The four horns (ארבע קרנות ’arba‘ qərānōṯ) and the four craftsmen ( ’arbā‘āh ḥārāšîm, also translated "engravers" or "artisans") feature in a vision found in the Book of Zechariah in the Old Testament. The passage is in Zechariah 1:18-21 in traditional English texts; in Hebrew texts, 1:18-21 is numbered 2:1-4. The vision precedes the vision of a man with a measuring line (Zechariah 2:1-5, or 2:5-9 in Hebrew texts).

==Hebrew Bible text==

^{1} I looked up, and I saw four horns. ^{2} I asked the angel who talked with me, “What are those?” “Those,” he replied, “are the horns that tossed Judah, Israel, and Jerusalem.” ^{3} Then GOD showed me four smiths. ^{4} “What are they coming to do?” I asked.

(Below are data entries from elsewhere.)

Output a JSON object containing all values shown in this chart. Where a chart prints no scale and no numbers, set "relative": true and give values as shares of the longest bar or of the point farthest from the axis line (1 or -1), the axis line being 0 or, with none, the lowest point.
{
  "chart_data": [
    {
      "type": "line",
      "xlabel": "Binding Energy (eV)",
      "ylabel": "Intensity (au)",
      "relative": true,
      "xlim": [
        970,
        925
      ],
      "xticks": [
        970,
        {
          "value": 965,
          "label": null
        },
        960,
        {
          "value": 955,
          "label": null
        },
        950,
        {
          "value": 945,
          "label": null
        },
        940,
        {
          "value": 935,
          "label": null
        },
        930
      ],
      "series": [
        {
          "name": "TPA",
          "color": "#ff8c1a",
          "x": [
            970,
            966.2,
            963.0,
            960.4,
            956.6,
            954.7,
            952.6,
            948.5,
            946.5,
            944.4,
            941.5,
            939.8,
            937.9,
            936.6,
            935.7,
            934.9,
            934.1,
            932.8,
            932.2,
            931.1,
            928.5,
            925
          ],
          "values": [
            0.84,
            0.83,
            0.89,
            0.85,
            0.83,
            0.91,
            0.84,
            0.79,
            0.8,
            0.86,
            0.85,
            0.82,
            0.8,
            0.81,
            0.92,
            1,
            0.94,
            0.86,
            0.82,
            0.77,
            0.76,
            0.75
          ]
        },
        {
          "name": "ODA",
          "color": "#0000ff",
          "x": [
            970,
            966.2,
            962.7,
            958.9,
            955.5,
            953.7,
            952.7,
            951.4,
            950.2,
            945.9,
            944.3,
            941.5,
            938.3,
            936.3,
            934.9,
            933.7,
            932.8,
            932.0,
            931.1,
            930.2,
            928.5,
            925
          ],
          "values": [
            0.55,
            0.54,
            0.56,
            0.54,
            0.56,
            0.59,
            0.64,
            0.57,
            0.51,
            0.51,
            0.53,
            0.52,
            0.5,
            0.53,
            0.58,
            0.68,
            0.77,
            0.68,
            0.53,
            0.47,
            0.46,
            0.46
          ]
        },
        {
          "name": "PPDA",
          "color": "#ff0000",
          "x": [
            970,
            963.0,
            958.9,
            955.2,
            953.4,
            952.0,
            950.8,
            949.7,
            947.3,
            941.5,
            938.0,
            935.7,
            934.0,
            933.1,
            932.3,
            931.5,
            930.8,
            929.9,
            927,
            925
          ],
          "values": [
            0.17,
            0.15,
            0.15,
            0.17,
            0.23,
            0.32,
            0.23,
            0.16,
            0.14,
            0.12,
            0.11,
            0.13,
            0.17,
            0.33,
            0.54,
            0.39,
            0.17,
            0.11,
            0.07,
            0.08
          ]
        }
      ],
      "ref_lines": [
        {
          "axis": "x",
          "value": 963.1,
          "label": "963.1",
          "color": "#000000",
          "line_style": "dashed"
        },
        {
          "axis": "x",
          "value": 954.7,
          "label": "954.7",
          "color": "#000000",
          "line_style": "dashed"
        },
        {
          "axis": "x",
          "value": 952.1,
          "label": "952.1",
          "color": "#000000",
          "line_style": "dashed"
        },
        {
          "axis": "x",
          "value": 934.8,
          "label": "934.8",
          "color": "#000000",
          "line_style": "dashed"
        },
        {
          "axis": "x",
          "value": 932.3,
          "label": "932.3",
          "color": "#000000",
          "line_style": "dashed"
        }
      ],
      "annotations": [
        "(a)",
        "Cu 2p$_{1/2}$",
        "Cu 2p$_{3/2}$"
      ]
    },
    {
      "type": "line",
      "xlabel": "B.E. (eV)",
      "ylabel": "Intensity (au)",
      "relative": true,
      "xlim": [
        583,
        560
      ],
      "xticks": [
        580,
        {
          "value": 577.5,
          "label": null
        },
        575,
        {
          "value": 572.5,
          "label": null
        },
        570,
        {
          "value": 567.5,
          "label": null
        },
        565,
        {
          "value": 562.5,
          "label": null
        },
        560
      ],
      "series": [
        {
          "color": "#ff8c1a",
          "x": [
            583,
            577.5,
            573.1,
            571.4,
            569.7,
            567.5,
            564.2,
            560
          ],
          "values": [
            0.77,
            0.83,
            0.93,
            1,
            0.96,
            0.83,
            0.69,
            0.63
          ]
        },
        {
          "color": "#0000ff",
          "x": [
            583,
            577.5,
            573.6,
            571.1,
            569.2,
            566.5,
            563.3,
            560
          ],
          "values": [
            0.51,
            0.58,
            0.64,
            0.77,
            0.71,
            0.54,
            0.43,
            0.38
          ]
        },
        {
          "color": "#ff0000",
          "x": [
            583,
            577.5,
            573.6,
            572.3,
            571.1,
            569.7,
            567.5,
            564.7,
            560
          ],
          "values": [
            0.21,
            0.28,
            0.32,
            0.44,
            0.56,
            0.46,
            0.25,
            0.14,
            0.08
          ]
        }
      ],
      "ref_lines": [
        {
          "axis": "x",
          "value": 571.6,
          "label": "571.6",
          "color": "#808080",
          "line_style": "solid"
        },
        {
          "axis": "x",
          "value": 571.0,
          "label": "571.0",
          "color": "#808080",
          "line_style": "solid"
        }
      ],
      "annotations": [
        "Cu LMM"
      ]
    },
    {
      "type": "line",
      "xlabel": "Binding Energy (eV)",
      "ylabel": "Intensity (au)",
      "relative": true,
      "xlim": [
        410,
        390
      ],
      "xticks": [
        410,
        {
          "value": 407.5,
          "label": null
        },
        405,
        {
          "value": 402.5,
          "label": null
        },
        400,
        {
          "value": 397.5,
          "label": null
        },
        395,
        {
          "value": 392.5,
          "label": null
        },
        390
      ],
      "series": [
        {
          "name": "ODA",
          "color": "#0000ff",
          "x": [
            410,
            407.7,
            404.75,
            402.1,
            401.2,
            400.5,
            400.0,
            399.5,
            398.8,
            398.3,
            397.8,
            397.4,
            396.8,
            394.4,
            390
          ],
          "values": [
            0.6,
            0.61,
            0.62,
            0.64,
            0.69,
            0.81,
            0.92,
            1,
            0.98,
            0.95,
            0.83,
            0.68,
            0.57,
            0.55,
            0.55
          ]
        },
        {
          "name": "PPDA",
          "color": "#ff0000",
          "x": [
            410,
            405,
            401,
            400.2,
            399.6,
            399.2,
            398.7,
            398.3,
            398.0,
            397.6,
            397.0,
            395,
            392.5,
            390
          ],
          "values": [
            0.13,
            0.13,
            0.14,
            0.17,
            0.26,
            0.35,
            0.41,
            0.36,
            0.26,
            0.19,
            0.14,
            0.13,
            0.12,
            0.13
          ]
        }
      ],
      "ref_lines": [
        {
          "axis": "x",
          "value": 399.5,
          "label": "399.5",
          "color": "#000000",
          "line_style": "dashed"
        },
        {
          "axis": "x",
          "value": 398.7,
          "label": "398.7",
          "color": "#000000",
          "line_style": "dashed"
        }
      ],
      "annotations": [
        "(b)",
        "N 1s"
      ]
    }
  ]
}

The angel replied: “Those are the horns that tossed Judah, so that nobody at all could raise their head; and these [smiths] have come to throw them into a panic, to hew down the horns of the nations that raise a horn against the land of Judah, to toss it.”

==In the Talmud==
The four craftsmen are discussed in Babylonian Talmud Suk. 52b. Rav Hana bar Bizna attributed to Rav Simeon Hasida the identification of these four craftsmen as Messiah ben David, Messiah ben Joseph, Elijah, and the Righteous Priest. However David Kimhi interpreted the four craftsmen as four kingdoms.

==In later interpretation==
The imagery of craftsmen is generally considered as "smiths", able to master the four iron horns, as symbolizing nations used as instruments of divine power for the destruction of Israel's enemies. The appearance of four horns "symbolises their universality".